Dan terakhir, masalah lgbt. LGBT merupakan isu paling hangat dewasa ini. Namun di hampir semua negara Barat kelompok ini telah mendapatkan pengakuan terlepas dari masih adanya kontroversi penerimaan masyarakat terhadap eksistensi mereka. Akan tetapi sebagai negara yang berlandaskan hukum Islam, tentu saja Qatar tidak serta merta menerima keberadaan kelompok lgbt ini, karena memang Allah sendiri yang mengatakannya dalam Al quran. Nah, persoalannya itu kelompok pendukung lgbt yang senantiasa bernaung dalam payung liberalism, dimana penerimaan semua kelompok tanpa memandang latar belakang bahkan idiologi mereka sangat dijunjung tinggi. Mengapa ketika ada kelompok yang memiliki idiologi dan pemahaman seperti dalam ajaran Islam mereka tidak menerima sebagai mana adanya?
Masyarakat Qatar dalam menyikapi isu ini melemparkan analogi yang sangat rasional, ibarat ketika Eropa “menyambut” para pendatang yang mau berkunjung ke negaranya, para pendatang ini secara khusus diberitahu untuk mematuhi undang-undang yang ditetapkan oleh pemerintah disana. Mereka diminta untuk menghormati, mematuhi hukum, nilai moral, dan norma sosial yang berlaku disana, bahkan ketika peraturan dan norma yang berlaku disana itu bertentangan dengan nilai para pendatang sendiri. Terkhusus bagi umat Islam yang berkunjung ke Eropa dan Amerika, tidak sedikit yang dipanggil dan diwawancara khusus dalam ruang investigasi tertutup berjam-jam lamanya, dan masalah ini berlansung hingga hari ini. Namun mengapa ketika negara Eropa melakukan perjalanan ke negara muslim hak istimewa untuk menghormati nilai negara tuan rumah tidak lagi berlaku?
Sebaliknya mereka mengacuhkan dan menganggap peraturan yang dibuat oleh Qatar terlalu bertentangan dengan nilai-nilai global. Mereka dengan berbagai upaya menyuarakan agar peraturan yang dikeluarkan tersebut dirubah agar sesuai dengan idiologi dan aturan mereka sendiri. apa yang sedang terjadi sebenarnya? Kalau dibilang ini cukup menggelitik dan terlalu kekanak-kanakan karena begitu demanding untuk mengatur dunia sesuai selera mereka.
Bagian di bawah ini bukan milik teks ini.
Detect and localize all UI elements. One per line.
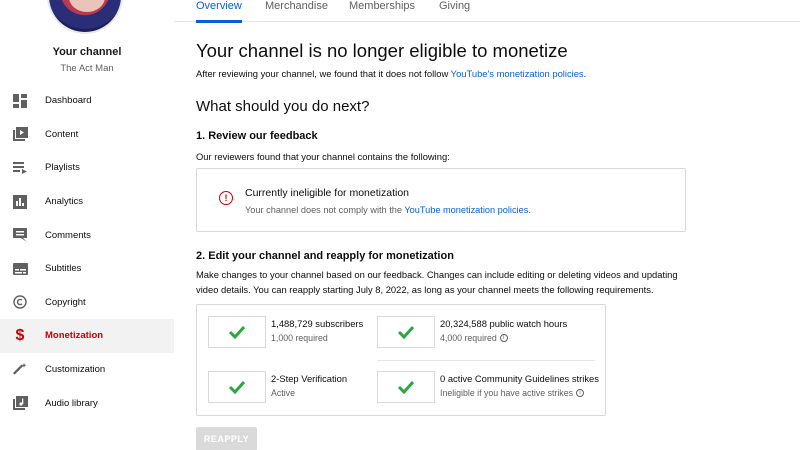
sidebar-item-analytics[interactable]: Analytics <box>0 185 174 219</box>
requirement-subtitle-text: 1,000 required <box>271 333 328 343</box>
audio-library-icon <box>12 395 28 411</box>
comments-icon <box>12 227 28 243</box>
monetization-policies-link[interactable]: YouTube's monetization policies <box>451 68 584 79</box>
step2-text: Make changes to your channel based on ou… <box>196 269 678 295</box>
page-title: Your channel is no longer eligible to mo… <box>196 40 568 61</box>
sidebar-item-label: Content <box>45 128 79 140</box>
info-icon[interactable]: i <box>576 389 584 397</box>
tab-overview[interactable]: Overview <box>196 0 242 23</box>
sidebar-item-label: Copyright <box>45 296 86 308</box>
check-icon <box>377 371 435 403</box>
step2-title: 2. Edit your channel and reapply for mon… <box>196 250 454 262</box>
requirement-subtitle-text: Ineligible if you have active strikes <box>440 388 573 398</box>
playlists-icon <box>12 160 28 176</box>
info-icon[interactable]: i <box>499 334 508 342</box>
sidebar-item-label: Customization <box>45 364 106 376</box>
requirement-title: 20,324,588 public watch hours <box>440 318 568 329</box>
tab-bar: Overview Merchandise Memberships Giving <box>174 0 800 23</box>
sidebar-item-label: Playlists <box>45 162 80 174</box>
copyright-icon <box>12 294 28 310</box>
magic-wand-icon <box>12 362 28 378</box>
sidebar-item-dashboard[interactable]: Dashboard <box>0 84 174 118</box>
analytics-icon <box>12 194 28 210</box>
intro-text-end: . <box>583 68 587 79</box>
sidebar-item-label: Monetization <box>45 330 104 342</box>
dashboard-icon <box>12 93 28 109</box>
check-icon <box>208 316 266 348</box>
step1-text: Our reviewers found that your channel co… <box>196 151 450 162</box>
reapply-button[interactable]: REAPPLY <box>196 427 257 450</box>
subtitles-icon <box>12 261 28 277</box>
requirement-subtitle: Active <box>271 388 295 398</box>
tab-memberships[interactable]: Memberships <box>349 0 415 22</box>
requirement-title: 1,488,729 subscribers <box>271 318 364 329</box>
content-icon <box>12 126 28 142</box>
sidebar-item-playlists[interactable]: Playlists <box>0 151 174 185</box>
feedback-text: Your channel does not comply with the <box>245 205 405 215</box>
requirement-title: 0 active Community Guidelines strikes <box>440 373 599 384</box>
check-icon <box>208 371 266 403</box>
requirement-subtitle-text: 4,000 required <box>440 333 497 343</box>
sidebar-item-comments[interactable]: Comments <box>0 218 174 252</box>
channel-avatar[interactable] <box>47 0 123 34</box>
sidebar-item-label: Dashboard <box>45 95 92 107</box>
requirement-subtitle-text: Active <box>271 388 295 398</box>
intro-text-body: After reviewing your channel, we found t… <box>196 68 451 79</box>
tab-merchandise[interactable]: Merchandise <box>265 0 328 22</box>
feedback-description: Your channel does not comply with the Yo… <box>245 205 531 215</box>
requirement-title: 2-Step Verification <box>271 373 348 384</box>
sidebar-item-content[interactable]: Content <box>0 118 174 152</box>
warning-icon: ! <box>219 191 233 205</box>
requirement-subtitle: 1,000 required <box>271 333 328 343</box>
sidebar-item-label: Comments <box>45 229 91 241</box>
next-steps-heading: What should you do next? <box>196 98 370 115</box>
feedback-card: ! Currently ineligible for monetization … <box>196 168 686 232</box>
requirement-subtitle: 4,000 required i <box>440 333 508 343</box>
sidebar-item-label: Subtitles <box>45 263 82 275</box>
youtube-monetization-policies-link[interactable]: YouTube monetization policies <box>404 205 528 215</box>
divider <box>377 360 595 361</box>
sidebar-nav: Dashboard Content Playlists Analytics Co… <box>0 84 174 420</box>
sidebar-item-customization[interactable]: Customization <box>0 353 174 387</box>
sidebar: Your channel The Act Man Dashboard Conte… <box>0 0 174 450</box>
feedback-title: Currently ineligible for monetization <box>245 187 409 199</box>
requirements-card: 1,488,729 subscribers 1,000 required 20,… <box>196 304 606 416</box>
sidebar-item-copyright[interactable]: Copyright <box>0 286 174 320</box>
sidebar-item-label: Analytics <box>45 196 84 208</box>
dollar-icon: $ <box>15 326 25 344</box>
channel-title: Your channel <box>52 46 122 58</box>
tab-giving[interactable]: Giving <box>439 0 470 22</box>
sidebar-item-subtitles[interactable]: Subtitles <box>0 252 174 286</box>
check-icon <box>377 316 435 348</box>
feedback-text-end: . <box>528 205 531 215</box>
channel-name: The Act Man <box>60 63 114 74</box>
step1-title: 1. Review our feedback <box>196 130 318 142</box>
requirement-subtitle: Ineligible if you have active strikes i <box>440 388 584 398</box>
sidebar-item-audio-library[interactable]: Audio library <box>0 386 174 420</box>
intro-text: After reviewing your channel, we found t… <box>196 68 586 79</box>
sidebar-item-label: Audio library <box>45 397 98 409</box>
sidebar-item-monetization[interactable]: $ Monetization <box>0 319 174 353</box>
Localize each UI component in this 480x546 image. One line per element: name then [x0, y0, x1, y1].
Negara Eropa liberal sekuler mengalami "demam superioritas kompleks" meyakini bahwa idiologi liberal adalah idiologi terbaik didunia. Orang-orang kulit putih memandang bahwa idiologi ini merupakan yang terbaik, sehingga mereka memaksakan liberalisme ini pada bangsa lain. Mungkin dalam pandangan sebagian orang ini adalah hal yang baik dan harus dibawa ke seluruh pelosok bumi. Namun pandangan dunia itu sendiri merupakan kontradiksi. jika liberalisme memang mewakili kemampuan untuk mengekspresikan diri seperti yang diinginkan dan menerima semua orang apa adanya, mengapa kita tidak dapat menerima orang Qatar apa adanya? mentolerir nilai-nilai mereka apa adanya? bukankah liberalisme sangat terkenal dengan toleransi dan menerima orang lain apa adanya? atau apakah itu hanya berlaku untuk orang Eropa liberal yang diberikan kepada siapa saja, atau sekelompok orang selama kelompok tersebut setuju dengan mereka?